The Burdensome Legacy of Child Services Chief John Mattingly
Administration for Child Services Commissioner John Mattingly announced on Tuesday that he is resigning after seven years of service. On Wednesday, Mayor Michael Bloomberg appointed his replacement, Family Court Judge Ronald E. Richter.
During his tenure, Mattingly hired hundreds of employees to allow caseworkers more time with each child under their charge, which he has been lauded for, the New York Times reported.
However, his time at Child Services was punctuated by the deaths of 7-year-old Nixzmary Brown in 2006 and 4-year-old Marchella Brett-Pierce in 2010. Their cases exposed what many critics claim were significant flaws in the ACS system, and resulted in increased oversight of the administration.
Some critics charge that those cases affected Mattingly’s outlook so much that he became an obstacle to child welfare reform, and his successor will have to bear the weight of many of his choices.
Leaving for his family: Mattingly told his staff, “I reached this difficult decision after much careful thought, taking into consideration my desire to continue contributing to the important work of child welfare, while also wanting to spend time with my family,” reported the New York Times. Those close to the Mattingly have indicated that his wife might be sick.
Praise for the departing commissioner: When Mattingly was appointed by Bloomberg in 2004, the child welfare industry largely saw him as an excellent hire, and child welfare leaders continue to praise him for deeply caring about children.
“There are far too few child welfare commissioners anywhere in this country that share his courage, strength, integrity and tenacity,” said Marcia Robinson Lowery, executive director of the group Children’s Rights, to the New York Times. “He aimed high and while he may not have hit every goal he set, his aim was dead on.”
“I honestly think this agency is so much more professional and the leadership is so much more focused on problem solving than a decade ago,” said Andrew White of the Center for New York City Affairs at the New School, reported the Daily News.
In a written statement, the mayor said, “Few people have worked harder and more effectively in such difficult circumstances than he has,” referring to the intense reforms and controversies that have occurred under Mattingly’s watch.
A burdensome legacy. The high-profile death of Nixzmary Brown led to serious criticism of Mattingly and the agency. After the 7-year-old Bed-Stuy girl was starved, tortured and beaten to death by her father, it came to light that two complaints had been made to Child Services about the Brown family prior to Nixzmary’s death. The agency was reportedly overwhelmed with cases at the time, and the media placed much of the blame on Mattingly– as Mattingly himself apparently did . After the case, major changes were made to the way the city handles child welfare cases.
- Mattingly hired 525 new employees to reduce stress on case loads, reported the New York Times.

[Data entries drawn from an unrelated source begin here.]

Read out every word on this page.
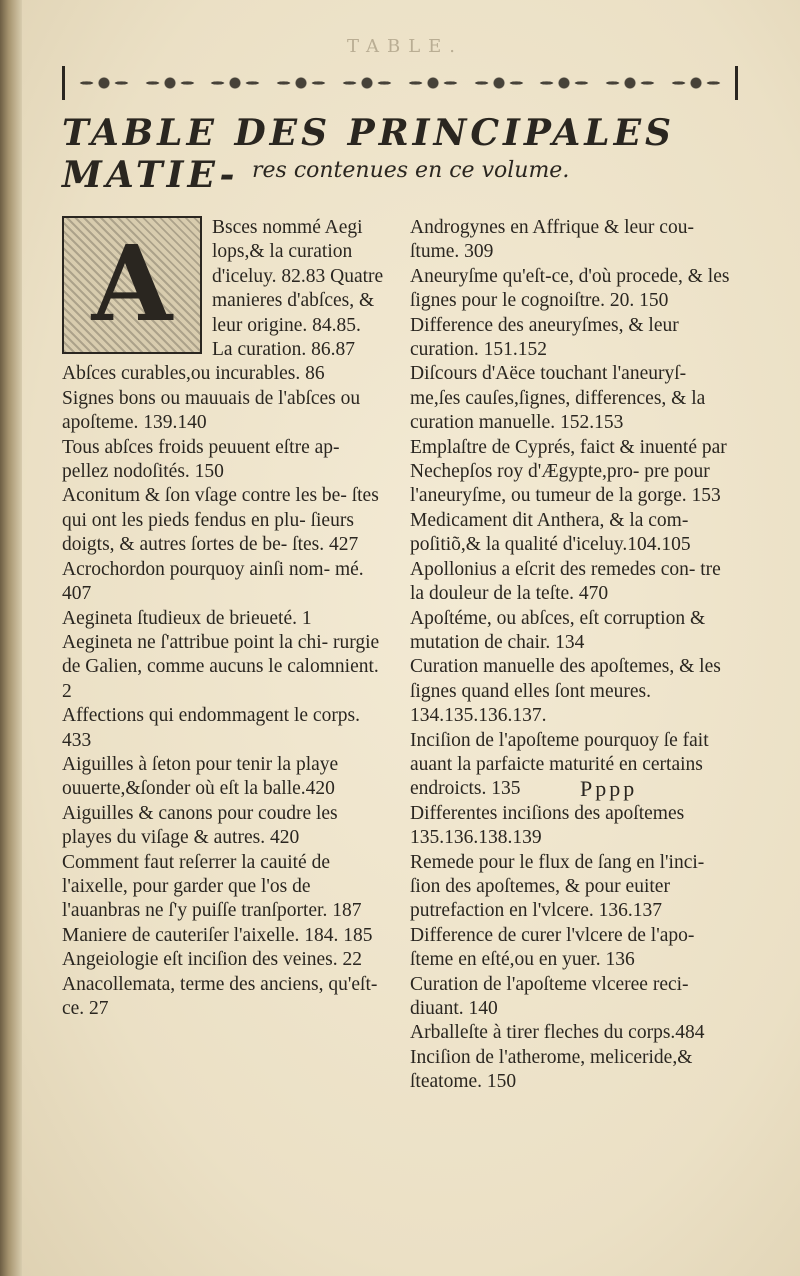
TABLE.
TABLE DES PRINCIPALES MATIE- res contenues en ce volume.
A	Bsces nommé Aegi lops,& la curation d'iceluy. 82.83 Quatre manieres d'abſces, & leur origine. 84.85. La curation. 86.87
Abſces curables,ou incurables. 86
Signes bons ou mauuais de l'abſces ou apoſteme. 139.140
Tous abſces froids peuuent eſtre ap- pellez nodoſités. 150
Aconitum & ſon vſage contre les be- ſtes qui ont les pieds fendus en plu- ſieurs doigts, & autres ſortes de be- ſtes. 427
Acrochordon pourquoy ainſi nom- mé. 407
Aegineta ſtudieux de brieueté. 1
Aegineta ne ſ'attribue point la chi- rurgie de Galien, comme aucuns le calomnient. 2
Affections qui endommagent le corps. 433
Aiguilles à ſeton pour tenir la playe ouuerte,&ſonder où eſt la balle.420
Aiguilles & canons pour coudre les playes du viſage & autres. 420
Comment faut reſerrer la cauité de l'aixelle, pour garder que l'os de l'auanbras ne ſ'y puiſſe tranſporter. 187
Maniere de cauteriſer l'aixelle. 184. 185
Angeiologie eſt inciſion des veines. 22
Anacollemata, terme des anciens, qu'eſt-ce. 27
Androgynes en Affrique & leur cou- ſtume. 309
Aneuryſme qu'eſt-ce, d'où procede, & les ſignes pour le cognoiſtre. 20. 150
Difference des aneuryſmes, & leur curation. 151.152
Diſcours d'Aëce touchant l'aneuryſ- me,ſes cauſes,ſignes, differences, & la curation manuelle. 152.153
Emplaſtre de Cyprés, faict & inuenté par Nechepſos roy d'Ægypte,pro- pre pour l'aneuryſme, ou tumeur de la gorge. 153
Medicament dit Anthera, & la com- poſitiõ,& la qualité d'iceluy.104.105
Apollonius a eſcrit des remedes con- tre la douleur de la teſte. 470
Apoſtéme, ou abſces, eſt corruption & mutation de chair. 134
Curation manuelle des apoſtemes, & les ſignes quand elles ſont meures. 134.135.136.137.
Inciſion de l'apoſteme pourquoy ſe fait auant la parfaicte maturité en certains endroicts. 135
Differentes inciſions des apoſtemes 135.136.138.139
Remede pour le flux de ſang en l'inci- ſion des apoſtemes, & pour euiter putrefaction en l'vlcere. 136.137
Difference de curer l'vlcere de l'apo- ſteme en eſté,ou en yuer. 136
Curation de l'apoſteme vlceree reci- diuant. 140
Arballeſte à tirer fleches du corps.484
Inciſion de l'atherome, meliceride,& ſteatome. 150
Pppp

- The mayor created a new panel to enforce better communication between Child Services and NYPD.
- City Council began to closely scrutinize the agency’s activity, beginning in 2007 with a hearing over which committee had jurisdiction over child services, reported the Daily News.
Mattingly was hit with another blow in September, 2010, with the death of 4-year-old Marchella Brett-Pierce. Pierce, who weighed 18 pounds at the time of her death, had been tortured and neglected by her mother. Child Services caseworker Damon Adams had been assigned to the case the previous November, but an investigation revealed that the caseworker had failed to visit the home as much as he was required, and that his supervisor, Chereece Bell, had failed to report Adams’ negligence. Both Adams and Bell were charged with criminally negligent homicide in March, reported AOL News.
A loss of perspective. Richard Wexler, executive director of the National Coalition for Child Protection Reform, said that he believes Mattingly was so personally devastated by these horrific cases, that he lost touch with his role as administrator. “What Mattingly is responsible for is not the horror stories, but the day to day failures,” Wexler said, according to the Daily News.
On its blog, the National Coalition for Child Protection Reform said, “The John Mattingly who took the job was a visionary, a national leader in pioneering best practices. But the John Mattingly who leaves the job now let best practice pass him by. He became one of the most regressive forces in American child welfare, and New York’s vulnerable children have suffered for it.” Among many charges that Mattingly overreacted to the Brett-Pierce and Brown cases to the detriment of child welfare and the undeserved break-up of many families, the coalition believes Mattingly’s worst decision was leading a 50 percent increase in removal of children from their homes.
Richter steps in. Before he was a judge, Richter worked as the city’s family services coordinator, helping coordinate meetings between at-risk families and various city agencies, reported the New York Times.